Estos son los mecanismos mentales de proyección y de internalización con los que nos han familiarizado el psicoanálisis y su técnica interpretativa de los sueños. Los conceptos del psicoanálisis divulgados por el cine y otras manifestaciones de la cultura de masas, asimilados (bien o mal) por el saber colectivo, creo que han cambiado nuestro modo de entender las relaciones entre el mundo interior, el del pensamiento, y la realidad exterior. Puesto que sabemos que hay una gran parte de nuestra mente que esta fuera del alcance de nuestra consciencia y que, en cambio, mucho de lo que percibimos fuera depende de lo que nos vive y rebulle dentro.

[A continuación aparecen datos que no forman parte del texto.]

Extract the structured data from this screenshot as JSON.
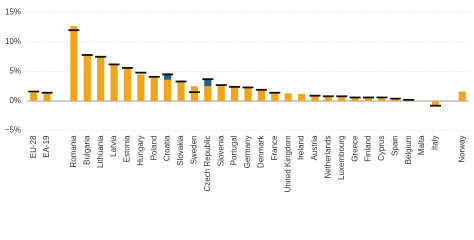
{
  "chart_data": {
    "type": "bar",
    "stacked": true,
    "categories": [
      "EU-28",
      "EA-19",
      null,
      "Romania",
      "Bulgaria",
      "Lithuania",
      "Latvia",
      "Estonia",
      "Hungary",
      "Poland",
      "Croatia",
      "Slovakia",
      "Sweden",
      "Czech Republic",
      "Slovenia",
      "Portugal",
      "Germany",
      "Denmark",
      "France",
      "United Kingdom",
      "Ireland",
      "Austria",
      "Netherlands",
      "Luxembourg",
      "Greece",
      "Finland",
      "Cyprus",
      "Spain",
      "Belgium",
      "Malta",
      "Italy",
      null,
      "Norway"
    ],
    "series": [
      {
        "color": "#f5a318",
        "values": [
          1.4,
          1.3,
          null,
          12.7,
          7.8,
          7.5,
          6.2,
          5.5,
          4.5,
          4.2,
          3.6,
          3.5,
          2.5,
          2.5,
          2.7,
          2.5,
          2.4,
          1.8,
          1.4,
          1.3,
          1.2,
          1.0,
          0.9,
          0.8,
          0.7,
          0.6,
          0.5,
          0.4,
          0.3,
          0.1,
          -0.7,
          null,
          1.6
        ]
      },
      {
        "color": "#2b5d8c",
        "values": [
          null,
          null,
          null,
          null,
          null,
          null,
          null,
          null,
          null,
          null,
          1.1,
          null,
          null,
          1.3,
          null,
          null,
          null,
          null,
          null,
          null,
          null,
          null,
          null,
          null,
          null,
          null,
          null,
          null,
          null,
          null,
          null,
          null,
          null
        ]
      },
      {
        "color": "#111111",
        "type": "marker",
        "values": [
          1.6,
          1.4,
          null,
          12.0,
          7.8,
          7.5,
          6.2,
          5.6,
          4.8,
          4.1,
          4.5,
          3.3,
          1.5,
          3.7,
          2.7,
          2.4,
          2.3,
          1.9,
          1.4,
          null,
          null,
          0.9,
          0.8,
          0.8,
          0.6,
          0.6,
          0.6,
          0.4,
          0.2,
          null,
          -0.8,
          null,
          null
        ]
      }
    ],
    "ylim": [
      -5,
      15
    ],
    "yticks": [
      {
        "value": -5,
        "label": "−5%"
      },
      {
        "value": 0,
        "label": "0%"
      },
      {
        "value": 5,
        "label": "5%"
      },
      {
        "value": 10,
        "label": "10%"
      },
      {
        "value": 15,
        "label": "15%"
      }
    ],
    "grid": true
  }
}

Cubierta de Daniel Gil para una obra
del psicoanalista Werner Kemper.

Ya salió al principio de esta entrada la serie de películas de Elm Street, con su permanente interacción de sueño y realidad. Es esta atenuación de las fronteras, esencial en el surrealismo, explotada una y otra vez, por ejemplo, en la narrativa de un Borges, característica del realismo mágico, la que constituye lo inquietante del cuento de Fernández Flórez.